The Man Who Pays His Way

Simon Calder
Travel Correspondent
Thursday 02 November 2017 16:18 GMT
Comments
‘If you know where to look, UK train tickets deliver excellent value’
‘If you know where to look, UK train tickets deliver excellent value’

By the time I caught up with William Stein, the 20-year-old student was in Glasgow and near the end of an exotic journey from London to Edinburgh.

You may have read about his intriguing trip between the English and Scottish capitals via Szczecin, Berlin and Glasgow.

The Sun picked up the story, reporting: “William Stein took in FOUR European cities for just a fraction more than the cost of direct Virgin Trains route.”

The student from Mill Hill in north-west London was the right man for this kind of jaunt: he is studying Geography with Economics at the LSE. Mr Stein travelled east, west and north across Europe, enjoying the high life on a low budget: sipping cocktails on the 22nd floor of the Pazim building in Szczecin for £3 a pop, and exploring the former Cold War spy tower at Teufelsberg in west Berlin.

“It’s been brilliant,” he told me shortly after touching down from the German capital at Glasgow airport, where the Ryanair crew had posed for a selfie with him. And all for under £100 – demonstrating that this is, indeed, the best of winters for cheap flights in Europe.

But accounts of his adventure implied that cheap train tickets between England and Scotland are rarer than non-Polish people who can correctly spell and pronounce “Szczecin”.

So I set about finding some cut-price options for Mr Stein’s next trip from London to Edinburgh and back, looking at the first week in December.

On the flagship Virgin Trains East Coast line from London King’s Cross to Edinburgh, taking 4 hours 20 minutes, £26.40 one-way tickets are widely available with the 16-25 Railcard that Mr Stein owns.

By taking a slightly longer journey via the West Coast main line from London Euston, the Virgin Trains Best Fare Finder reveals hundreds of tickets at under £20 each way.

One problem may be that Mr Stein was using Trainline, which was inadvertently referred to as a “rail fare comparison site”. In fact, Trainline is a retailer that adds a handling fee for almost all tickets, as well as a 2 per cent credit-card surcharge.

Booking direct avoids these charges and wins other benefits.
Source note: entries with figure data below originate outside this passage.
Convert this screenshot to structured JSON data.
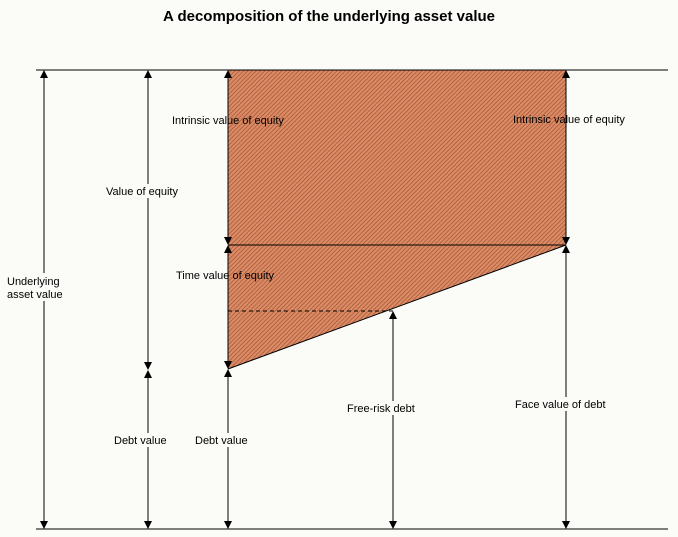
{
  "title": "A decomposition of the underlying asset value",
  "labels": {
    "underlying_line1": "Underlying",
    "underlying_line2": "asset value",
    "value_of_equity": "Value of equity",
    "debt_value_left": "Debt value",
    "intrinsic_left": "Intrinsic value of equity",
    "time_value": "Time value of equity",
    "debt_value_mid": "Debt value",
    "free_risk_debt": "Free-risk debt",
    "intrinsic_right": "Intrinsic value of equity",
    "face_value_debt": "Face value of debt"
  },
  "colors": {
    "shaded_fill": "#d98c66",
    "hatch": "#a0482a",
    "line": "#000000"
  }
}
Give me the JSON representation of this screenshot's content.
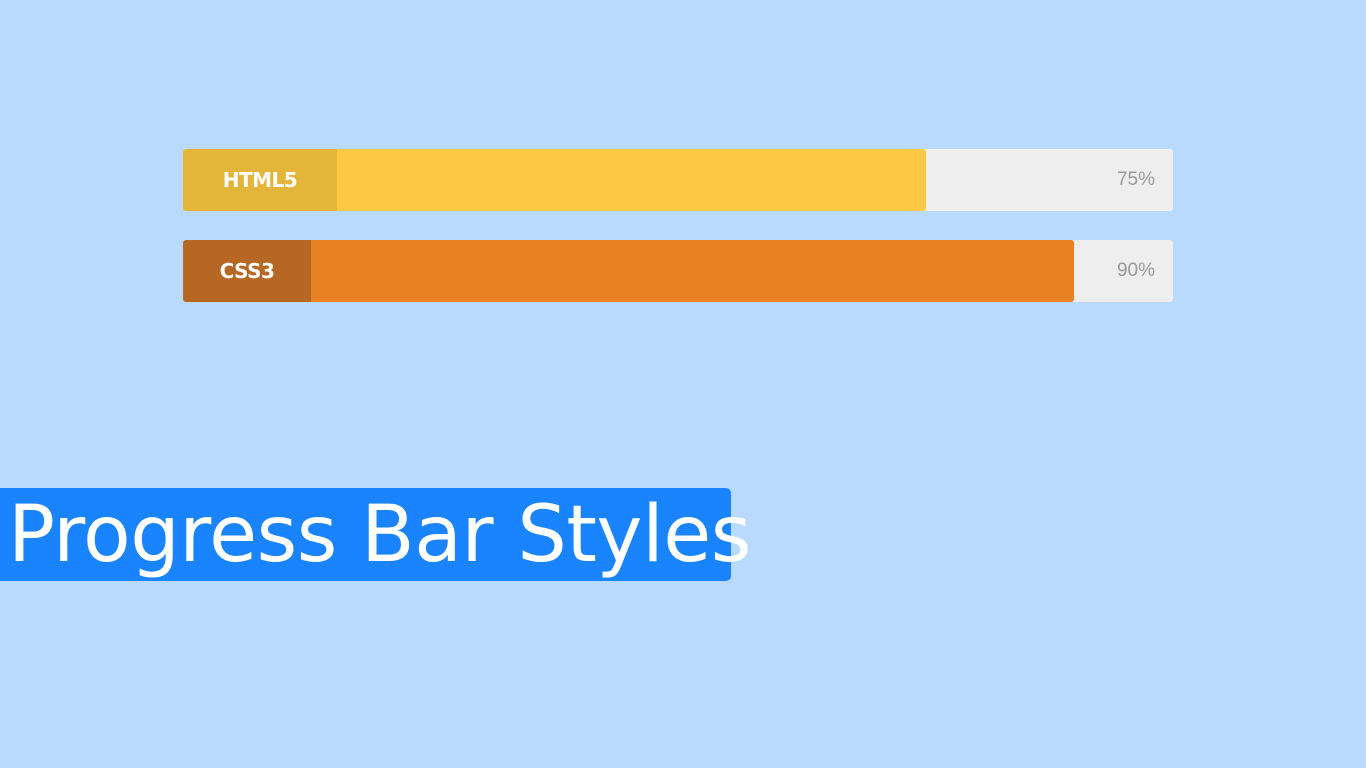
{
  "skills": [
    {
      "label": "HTML5",
      "percent_text": "75%",
      "value": 75,
      "fill_color": "#fdc944",
      "label_color": "#e3b538"
    },
    {
      "label": "CSS3",
      "percent_text": "90%",
      "value": 90,
      "fill_color": "#e78123",
      "label_color": "#b76724"
    }
  ],
  "banner": {
    "title": "Progress Bar Styles",
    "color": "#1a84ff"
  },
  "colors": {
    "background": "#b9dafd",
    "track": "#eeeeee"
  }
}
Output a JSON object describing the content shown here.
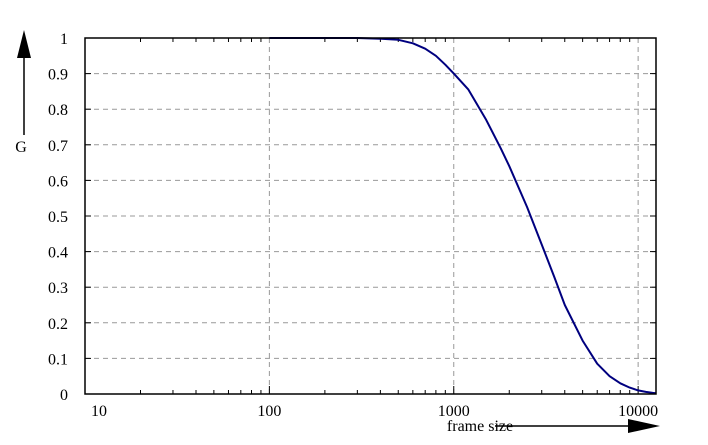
{
  "chart_data": {
    "type": "line",
    "title": "",
    "xlabel": "frame size",
    "ylabel": "G",
    "xscale": "log",
    "xlim": [
      10,
      12500
    ],
    "ylim": [
      0,
      1
    ],
    "x_ticks": [
      10,
      100,
      1000,
      10000
    ],
    "x_tick_labels": [
      "10",
      "100",
      "1000",
      "10000"
    ],
    "y_ticks": [
      0,
      0.1,
      0.2,
      0.3,
      0.4,
      0.5,
      0.6,
      0.7,
      0.8,
      0.9,
      1
    ],
    "y_tick_labels": [
      "0",
      "0.1",
      "0.2",
      "0.3",
      "0.4",
      "0.5",
      "0.6",
      "0.7",
      "0.8",
      "0.9",
      "1"
    ],
    "grid": true,
    "line_color": "#00007f",
    "series": [
      {
        "x": [
          100,
          200,
          300,
          400,
          500,
          600,
          700,
          800,
          900,
          1000,
          1200,
          1500,
          1800,
          2000,
          2500,
          3000,
          3500,
          4000,
          5000,
          6000,
          7000,
          8000,
          9000,
          10000,
          11000,
          12000,
          12500
        ],
        "values": [
          1.0,
          1.0,
          1.0,
          0.998,
          0.995,
          0.985,
          0.97,
          0.95,
          0.925,
          0.9,
          0.855,
          0.77,
          0.69,
          0.64,
          0.525,
          0.42,
          0.33,
          0.25,
          0.15,
          0.085,
          0.05,
          0.03,
          0.018,
          0.01,
          0.006,
          0.003,
          0.002
        ]
      }
    ]
  }
}
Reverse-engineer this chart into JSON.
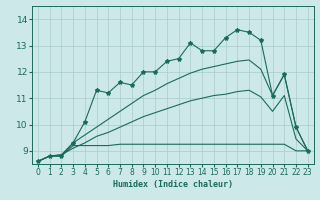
{
  "xlabel": "Humidex (Indice chaleur)",
  "xlim": [
    -0.5,
    23.5
  ],
  "ylim": [
    8.5,
    14.5
  ],
  "yticks": [
    9,
    10,
    11,
    12,
    13,
    14
  ],
  "xticks": [
    0,
    1,
    2,
    3,
    4,
    5,
    6,
    7,
    8,
    9,
    10,
    11,
    12,
    13,
    14,
    15,
    16,
    17,
    18,
    19,
    20,
    21,
    22,
    23
  ],
  "bg_color": "#cce8e8",
  "grid_color": "#aacccc",
  "line_color": "#1a6b5a",
  "main_line": [
    8.6,
    8.8,
    8.8,
    9.3,
    10.1,
    11.3,
    11.2,
    11.6,
    11.5,
    12.0,
    12.0,
    12.4,
    12.5,
    13.1,
    12.8,
    12.8,
    13.3,
    13.6,
    13.5,
    13.2,
    11.1,
    11.9,
    9.9,
    9.0
  ],
  "line_flat": [
    8.6,
    8.8,
    8.8,
    9.2,
    9.2,
    9.2,
    9.2,
    9.25,
    9.25,
    9.25,
    9.25,
    9.25,
    9.25,
    9.25,
    9.25,
    9.25,
    9.25,
    9.25,
    9.25,
    9.25,
    9.25,
    9.25,
    9.0,
    9.0
  ],
  "line_upper": [
    8.6,
    8.8,
    8.85,
    9.3,
    9.6,
    9.9,
    10.2,
    10.5,
    10.8,
    11.1,
    11.3,
    11.55,
    11.75,
    11.95,
    12.1,
    12.2,
    12.3,
    12.4,
    12.45,
    12.1,
    11.1,
    11.9,
    9.9,
    9.0
  ],
  "line_diag": [
    8.6,
    8.8,
    8.85,
    9.1,
    9.3,
    9.55,
    9.7,
    9.9,
    10.1,
    10.3,
    10.45,
    10.6,
    10.75,
    10.9,
    11.0,
    11.1,
    11.15,
    11.25,
    11.3,
    11.05,
    10.5,
    11.1,
    9.45,
    9.0
  ]
}
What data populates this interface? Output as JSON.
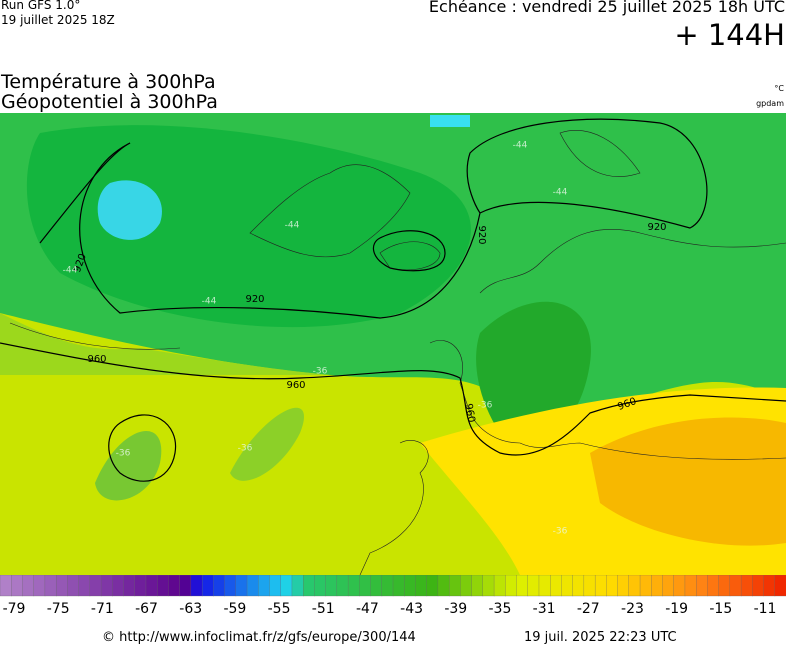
{
  "header": {
    "run": "Run GFS 1.0°",
    "run_date": "19 juillet 2025 18Z",
    "valid": "Echéance : vendredi 25 juillet 2025 18h UTC",
    "lead": "+ 144H"
  },
  "titles": {
    "line1": "Température à 300hPa",
    "line2": "Géopotentiel à 300hPa",
    "unit1": "°C",
    "unit2": "gpdam"
  },
  "map": {
    "contour_labels": [
      "920",
      "920",
      "920",
      "920",
      "960",
      "960",
      "960",
      "960"
    ],
    "isotherm_labels": [
      "-44",
      "-44",
      "-44",
      "-44",
      "-44",
      "-36",
      "-36",
      "-36",
      "-36",
      "-36"
    ]
  },
  "colorbar": {
    "labels": [
      -79,
      -75,
      -71,
      -67,
      -63,
      -59,
      -55,
      -51,
      -47,
      -43,
      -39,
      -35,
      -31,
      -27,
      -23,
      -19,
      -15,
      -11
    ]
  },
  "footer": {
    "url": "© http://www.infoclimat.fr/z/gfs/europe/300/144",
    "generated": "19 juil. 2025 22:23 UTC"
  }
}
Buying from Virgin Trains East Coast earns free Wi-Fi throughout the journey, while on the West Coast main line advance ticket holders get automatic compensation for delays of half-an-hour or more.

I shared these thoughts with Mr Stein, who said: “Maybe I was unlucky when I was booking the trains and got lucky when I booked the flights.” He also pointed out that he is restricted to weekend travel, when cheaper advance tickets are more elusive.

So here’s a £55.60 return trip between London and Edinburgh that is available to railcard holders any day you like, with no need to book in advance.

Travel from Euston to Crewe on London Midland for £20.45 return. Take any train onwards to Wigan for £8.80 round trip. Then avail of a long-standing glitch in the space-time continuum on the West Coast main line whereby an off-peak return between Wigan and Edinburgh costs only £26.35 with a railcard on TransPennine Express trains (from the next station down the line, Manchester Oxford Road, the fare almost doubles).

Certainly, some rail fares in Britain are very high, and some air fares in Europe are very low. But if you know where to look, UK train tickets deliver excellent value.